Cependant La Rochejacquelein, Stofflet et une
poignée de braves, écrasaient en détail les
pères de
famille,
ce bataillon d’égorgeurs si horriblement célèbre. La
Convention organisa alors les fameuses colonnes infernales :
douze camps retranchés, composés de soixante-dix mille hommes,
occupent les meilleurs postes du Bocage, enveloppent et affament la
Vendée entière, et lancent de toutes parts des troupes sans
artillerie ni bagages, chargées littéralement
de tout brûler et
de tout massacrer.
« Je sais qu’il peut y avoir des
patriotes dans ce pays, dit l’ancien boucher Grignon, devenu
général ; c’est égal,
nous devons tout
immoler. »
La consigne infernale fut si bien remplie, que
Lequinio, qui l’avait conseillée, recula lui-même devant son
œuvre ; mais il était trop tard ! – Pendant un mois
entier, la Vendée ne fut qu’un bûcher continuel et qu’un cimetière
immense. Il faudrait citer auprès de la lâcheté des bourreaux le
courage des victimes. « Mais, comme l’a très-bien dit
M. Pitre-Chevalier, ce serait raconter l’histoire de presque
toutes les chaumières et de presque tous les manoirs
vendéens. » – Les colonnes infernales ont achevé leur mission.

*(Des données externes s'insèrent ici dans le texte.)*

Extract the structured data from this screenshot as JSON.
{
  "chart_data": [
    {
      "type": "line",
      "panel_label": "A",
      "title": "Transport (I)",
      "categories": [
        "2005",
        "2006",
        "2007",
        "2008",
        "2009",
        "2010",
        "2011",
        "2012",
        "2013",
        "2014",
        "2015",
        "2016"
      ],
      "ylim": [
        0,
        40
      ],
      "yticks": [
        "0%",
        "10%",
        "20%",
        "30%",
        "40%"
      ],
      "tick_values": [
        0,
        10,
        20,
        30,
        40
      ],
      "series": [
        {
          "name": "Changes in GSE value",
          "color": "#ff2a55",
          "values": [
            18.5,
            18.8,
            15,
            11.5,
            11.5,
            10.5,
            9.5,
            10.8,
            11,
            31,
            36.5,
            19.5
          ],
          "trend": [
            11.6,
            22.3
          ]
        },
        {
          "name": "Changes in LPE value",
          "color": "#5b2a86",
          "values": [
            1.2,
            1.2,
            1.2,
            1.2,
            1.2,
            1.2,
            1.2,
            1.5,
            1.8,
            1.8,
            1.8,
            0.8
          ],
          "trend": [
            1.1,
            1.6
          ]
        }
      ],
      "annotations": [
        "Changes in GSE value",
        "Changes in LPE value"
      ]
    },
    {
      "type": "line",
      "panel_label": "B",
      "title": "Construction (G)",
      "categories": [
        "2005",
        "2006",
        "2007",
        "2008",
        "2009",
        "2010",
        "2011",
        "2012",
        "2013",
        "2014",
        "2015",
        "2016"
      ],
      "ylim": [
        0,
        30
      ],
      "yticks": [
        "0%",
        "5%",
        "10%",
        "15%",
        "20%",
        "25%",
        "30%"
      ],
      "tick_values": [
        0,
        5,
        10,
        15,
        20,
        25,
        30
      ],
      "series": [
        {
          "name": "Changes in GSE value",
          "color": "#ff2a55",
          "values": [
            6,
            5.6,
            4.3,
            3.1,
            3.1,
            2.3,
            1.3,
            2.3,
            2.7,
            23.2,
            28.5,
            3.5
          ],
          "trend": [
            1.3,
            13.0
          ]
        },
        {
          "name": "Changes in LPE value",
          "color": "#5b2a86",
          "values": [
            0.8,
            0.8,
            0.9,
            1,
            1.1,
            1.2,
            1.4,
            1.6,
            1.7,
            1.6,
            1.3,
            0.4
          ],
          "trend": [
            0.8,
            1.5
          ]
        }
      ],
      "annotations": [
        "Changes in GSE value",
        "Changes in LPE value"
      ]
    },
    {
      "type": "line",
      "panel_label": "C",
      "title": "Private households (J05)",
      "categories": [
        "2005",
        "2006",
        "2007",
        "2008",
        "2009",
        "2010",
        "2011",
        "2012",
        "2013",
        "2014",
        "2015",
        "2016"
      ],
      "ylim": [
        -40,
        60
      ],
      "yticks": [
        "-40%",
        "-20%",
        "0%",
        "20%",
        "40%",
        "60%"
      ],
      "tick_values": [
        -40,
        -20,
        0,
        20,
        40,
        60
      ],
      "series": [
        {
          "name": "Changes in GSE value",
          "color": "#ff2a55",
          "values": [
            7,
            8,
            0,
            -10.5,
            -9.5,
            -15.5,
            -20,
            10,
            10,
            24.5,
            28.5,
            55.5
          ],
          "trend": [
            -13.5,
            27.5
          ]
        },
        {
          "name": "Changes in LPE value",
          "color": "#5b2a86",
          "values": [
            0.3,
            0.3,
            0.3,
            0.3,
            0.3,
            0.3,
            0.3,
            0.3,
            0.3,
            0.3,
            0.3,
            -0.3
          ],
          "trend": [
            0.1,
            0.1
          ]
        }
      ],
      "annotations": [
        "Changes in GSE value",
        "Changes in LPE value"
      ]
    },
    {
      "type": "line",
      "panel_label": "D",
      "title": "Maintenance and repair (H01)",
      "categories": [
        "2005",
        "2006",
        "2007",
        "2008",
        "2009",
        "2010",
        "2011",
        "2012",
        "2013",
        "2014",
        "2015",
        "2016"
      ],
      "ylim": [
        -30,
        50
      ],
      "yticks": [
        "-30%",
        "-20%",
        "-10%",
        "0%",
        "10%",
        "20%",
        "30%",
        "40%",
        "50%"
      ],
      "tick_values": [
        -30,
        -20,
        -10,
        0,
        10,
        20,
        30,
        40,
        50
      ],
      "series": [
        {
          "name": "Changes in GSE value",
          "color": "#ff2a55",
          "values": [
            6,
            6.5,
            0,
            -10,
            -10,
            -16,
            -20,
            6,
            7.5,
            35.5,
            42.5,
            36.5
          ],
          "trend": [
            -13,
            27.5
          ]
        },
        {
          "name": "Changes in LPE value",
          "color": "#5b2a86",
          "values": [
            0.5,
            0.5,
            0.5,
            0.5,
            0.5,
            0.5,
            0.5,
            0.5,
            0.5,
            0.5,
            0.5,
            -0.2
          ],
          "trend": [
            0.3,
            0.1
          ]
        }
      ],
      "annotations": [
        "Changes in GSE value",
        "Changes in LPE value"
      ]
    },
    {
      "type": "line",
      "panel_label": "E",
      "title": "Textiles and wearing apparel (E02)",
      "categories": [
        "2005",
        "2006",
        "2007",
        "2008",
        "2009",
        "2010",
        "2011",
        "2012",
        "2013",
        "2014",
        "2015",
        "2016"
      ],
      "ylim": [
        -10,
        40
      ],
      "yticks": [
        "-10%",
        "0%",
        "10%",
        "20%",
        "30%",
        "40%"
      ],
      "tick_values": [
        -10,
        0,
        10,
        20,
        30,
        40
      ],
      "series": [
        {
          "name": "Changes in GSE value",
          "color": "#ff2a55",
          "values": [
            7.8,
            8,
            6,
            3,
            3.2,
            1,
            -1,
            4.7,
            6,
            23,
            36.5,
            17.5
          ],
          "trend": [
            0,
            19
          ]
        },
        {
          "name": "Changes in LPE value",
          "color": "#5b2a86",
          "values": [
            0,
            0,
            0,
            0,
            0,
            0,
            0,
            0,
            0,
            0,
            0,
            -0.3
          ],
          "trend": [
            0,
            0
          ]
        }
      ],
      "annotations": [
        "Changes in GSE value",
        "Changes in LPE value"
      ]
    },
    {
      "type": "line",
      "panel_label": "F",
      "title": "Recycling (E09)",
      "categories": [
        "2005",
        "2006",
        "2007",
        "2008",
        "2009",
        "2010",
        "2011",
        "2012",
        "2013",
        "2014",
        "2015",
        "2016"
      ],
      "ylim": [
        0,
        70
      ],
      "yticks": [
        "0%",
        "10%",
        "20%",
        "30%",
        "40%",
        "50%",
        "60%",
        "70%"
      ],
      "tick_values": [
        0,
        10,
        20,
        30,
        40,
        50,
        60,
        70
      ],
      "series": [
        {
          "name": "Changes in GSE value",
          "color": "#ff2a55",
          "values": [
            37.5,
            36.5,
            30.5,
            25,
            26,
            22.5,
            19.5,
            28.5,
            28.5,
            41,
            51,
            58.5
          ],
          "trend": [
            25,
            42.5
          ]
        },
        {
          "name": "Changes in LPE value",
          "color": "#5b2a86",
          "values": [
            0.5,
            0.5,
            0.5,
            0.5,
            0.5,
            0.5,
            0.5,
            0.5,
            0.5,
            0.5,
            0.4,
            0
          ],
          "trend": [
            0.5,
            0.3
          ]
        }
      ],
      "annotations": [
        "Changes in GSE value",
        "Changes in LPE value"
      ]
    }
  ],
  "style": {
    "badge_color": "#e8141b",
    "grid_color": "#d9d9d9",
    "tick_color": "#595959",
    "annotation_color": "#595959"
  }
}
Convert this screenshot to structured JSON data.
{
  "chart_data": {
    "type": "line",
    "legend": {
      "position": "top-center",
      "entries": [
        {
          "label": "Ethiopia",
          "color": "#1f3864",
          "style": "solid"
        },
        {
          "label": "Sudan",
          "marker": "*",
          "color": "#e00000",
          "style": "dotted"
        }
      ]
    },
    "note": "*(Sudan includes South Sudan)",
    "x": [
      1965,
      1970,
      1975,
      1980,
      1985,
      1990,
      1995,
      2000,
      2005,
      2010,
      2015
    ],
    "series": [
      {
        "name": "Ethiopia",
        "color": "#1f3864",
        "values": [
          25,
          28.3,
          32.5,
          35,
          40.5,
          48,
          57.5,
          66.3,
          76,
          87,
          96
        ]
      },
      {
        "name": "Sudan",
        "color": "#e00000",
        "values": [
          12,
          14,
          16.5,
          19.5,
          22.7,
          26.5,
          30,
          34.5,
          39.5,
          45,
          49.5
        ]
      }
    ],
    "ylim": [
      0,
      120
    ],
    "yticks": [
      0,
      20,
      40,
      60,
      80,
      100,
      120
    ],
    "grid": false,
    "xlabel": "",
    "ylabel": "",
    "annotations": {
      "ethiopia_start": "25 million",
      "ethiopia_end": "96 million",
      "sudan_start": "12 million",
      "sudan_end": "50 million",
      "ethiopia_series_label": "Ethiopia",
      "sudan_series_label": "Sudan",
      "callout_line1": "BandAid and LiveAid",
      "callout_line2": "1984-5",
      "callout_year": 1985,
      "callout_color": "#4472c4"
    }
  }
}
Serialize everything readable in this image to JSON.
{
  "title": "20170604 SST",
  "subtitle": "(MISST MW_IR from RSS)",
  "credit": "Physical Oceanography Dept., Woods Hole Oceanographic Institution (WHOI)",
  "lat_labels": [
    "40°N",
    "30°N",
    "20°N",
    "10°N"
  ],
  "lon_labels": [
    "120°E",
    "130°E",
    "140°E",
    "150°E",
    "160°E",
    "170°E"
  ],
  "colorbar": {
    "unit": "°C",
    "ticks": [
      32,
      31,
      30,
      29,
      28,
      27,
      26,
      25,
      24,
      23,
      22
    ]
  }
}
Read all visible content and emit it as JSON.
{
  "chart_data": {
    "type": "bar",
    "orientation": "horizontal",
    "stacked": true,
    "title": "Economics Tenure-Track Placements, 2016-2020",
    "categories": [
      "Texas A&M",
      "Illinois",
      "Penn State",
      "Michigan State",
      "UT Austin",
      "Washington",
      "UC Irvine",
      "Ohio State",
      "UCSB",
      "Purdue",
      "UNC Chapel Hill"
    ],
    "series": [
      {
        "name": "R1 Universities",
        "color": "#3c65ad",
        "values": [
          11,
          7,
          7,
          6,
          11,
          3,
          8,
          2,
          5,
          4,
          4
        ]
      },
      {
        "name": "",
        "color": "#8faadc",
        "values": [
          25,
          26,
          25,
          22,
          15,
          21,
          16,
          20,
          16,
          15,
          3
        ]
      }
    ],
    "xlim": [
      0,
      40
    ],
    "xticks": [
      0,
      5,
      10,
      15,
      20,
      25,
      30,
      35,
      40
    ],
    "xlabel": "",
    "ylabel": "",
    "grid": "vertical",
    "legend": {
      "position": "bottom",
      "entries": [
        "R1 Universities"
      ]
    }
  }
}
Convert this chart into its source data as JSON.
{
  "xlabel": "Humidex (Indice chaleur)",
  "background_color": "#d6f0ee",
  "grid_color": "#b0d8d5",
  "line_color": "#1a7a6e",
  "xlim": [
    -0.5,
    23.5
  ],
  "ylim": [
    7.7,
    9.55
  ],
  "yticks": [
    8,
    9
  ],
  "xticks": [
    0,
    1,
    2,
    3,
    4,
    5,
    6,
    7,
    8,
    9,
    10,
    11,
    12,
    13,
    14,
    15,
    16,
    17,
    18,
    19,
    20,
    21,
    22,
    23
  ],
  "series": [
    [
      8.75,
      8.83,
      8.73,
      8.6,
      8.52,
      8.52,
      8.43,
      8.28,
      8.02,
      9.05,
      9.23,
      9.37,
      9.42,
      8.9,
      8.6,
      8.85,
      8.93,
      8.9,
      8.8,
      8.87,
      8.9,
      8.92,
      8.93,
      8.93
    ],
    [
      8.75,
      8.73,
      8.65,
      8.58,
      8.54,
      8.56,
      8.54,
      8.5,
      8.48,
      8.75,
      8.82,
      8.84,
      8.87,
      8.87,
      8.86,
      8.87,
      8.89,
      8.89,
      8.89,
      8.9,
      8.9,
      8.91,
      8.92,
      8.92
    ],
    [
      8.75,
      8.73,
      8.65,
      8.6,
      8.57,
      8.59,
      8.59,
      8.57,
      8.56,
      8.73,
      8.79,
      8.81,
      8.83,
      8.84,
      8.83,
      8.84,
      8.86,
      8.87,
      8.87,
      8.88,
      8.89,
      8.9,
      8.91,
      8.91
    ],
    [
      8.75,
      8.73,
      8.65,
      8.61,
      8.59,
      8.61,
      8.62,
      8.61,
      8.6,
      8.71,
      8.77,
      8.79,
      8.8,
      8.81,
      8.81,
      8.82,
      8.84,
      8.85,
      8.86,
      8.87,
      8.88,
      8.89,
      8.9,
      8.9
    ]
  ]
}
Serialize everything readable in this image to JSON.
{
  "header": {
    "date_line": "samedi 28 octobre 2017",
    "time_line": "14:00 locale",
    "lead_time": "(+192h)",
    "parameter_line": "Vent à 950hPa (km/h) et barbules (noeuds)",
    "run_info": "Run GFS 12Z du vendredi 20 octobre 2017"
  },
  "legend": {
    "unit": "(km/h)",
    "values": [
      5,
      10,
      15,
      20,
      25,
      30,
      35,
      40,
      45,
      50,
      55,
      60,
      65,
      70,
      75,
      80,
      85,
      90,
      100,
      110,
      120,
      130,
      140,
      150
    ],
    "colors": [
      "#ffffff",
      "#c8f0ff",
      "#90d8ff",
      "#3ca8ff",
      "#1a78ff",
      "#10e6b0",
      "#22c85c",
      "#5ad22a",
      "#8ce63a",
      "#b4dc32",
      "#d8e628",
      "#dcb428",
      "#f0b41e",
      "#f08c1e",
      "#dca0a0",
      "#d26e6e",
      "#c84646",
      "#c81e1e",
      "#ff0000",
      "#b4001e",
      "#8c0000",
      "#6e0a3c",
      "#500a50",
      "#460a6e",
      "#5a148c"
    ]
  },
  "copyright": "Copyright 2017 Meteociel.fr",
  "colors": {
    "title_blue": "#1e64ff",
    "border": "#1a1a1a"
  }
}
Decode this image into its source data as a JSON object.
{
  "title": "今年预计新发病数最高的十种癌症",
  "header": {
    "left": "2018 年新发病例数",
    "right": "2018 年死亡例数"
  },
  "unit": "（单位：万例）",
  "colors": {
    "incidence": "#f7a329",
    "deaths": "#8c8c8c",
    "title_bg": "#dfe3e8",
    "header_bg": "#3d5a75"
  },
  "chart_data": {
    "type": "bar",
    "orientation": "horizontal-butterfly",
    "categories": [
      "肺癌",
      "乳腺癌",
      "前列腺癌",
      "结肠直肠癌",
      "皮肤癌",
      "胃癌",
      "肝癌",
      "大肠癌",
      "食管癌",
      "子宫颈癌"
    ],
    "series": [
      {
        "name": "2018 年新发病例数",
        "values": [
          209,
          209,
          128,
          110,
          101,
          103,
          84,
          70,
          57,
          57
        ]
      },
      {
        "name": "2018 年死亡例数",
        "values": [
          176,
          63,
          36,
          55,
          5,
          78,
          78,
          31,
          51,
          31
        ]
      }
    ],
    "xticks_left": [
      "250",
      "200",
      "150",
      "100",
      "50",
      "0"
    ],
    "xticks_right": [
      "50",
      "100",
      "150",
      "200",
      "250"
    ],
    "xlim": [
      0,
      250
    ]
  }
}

Il n’y a plus qu’un désert fumant dans tout le haut Poitou et dans
une partie de l’Anjou. Plus d’un quart de la population est
mort ; le reste a disparu. Deux cent mille bestiaux ont péri
avec leurs maîtres. Ce qu’on a brûlé de fourrages, de bois et de
blé, est incalculable.
Il avait été donné cependant à un seul homme
de dépasser toutes ces abominations ; cet homme était Carrier.
Il avait commencé, étant conventionnel, par condamner
Louis XVI, la reine et les Girondins, avant qu’on l’envoyât à
Nantes, « pour passer sur la Vendée, disait Robespierre, comme
un fléau destructeur. » La Terreur, qu’il inaugura à Nantes,
effaça les plus sanglantes pages de l’histoire des peuples anciens
et modernes. Il entre à Nantes le 8 octobre, résolu à
purger
la ville. « Eh bien ! dit-il en arrivant,
cinq cents têtes doivent rouler ici par jour, et je n’en vois pas
une ! Il y a encore ici de l’ancien esprit breton ; le
fer et le feu doivent nationaliser cette ville… Tous les Nantais
sont des scélérats, ajoute-t-il un autre jour. Nous jouerons à la
boule avec leurs têtes. – Plus de négociants, plus de
riches ! » Il n’avait qu’un regret, et il l’avouait
hautement, c’était de
ne pouvoir égorger lui-même
toutes
ses victimes. – Devons-nous continuer le récit de pareilles
atrocités ? « Le cœur d’un aristocrate, disait-il à
table, serait sans doute un mets excellent. »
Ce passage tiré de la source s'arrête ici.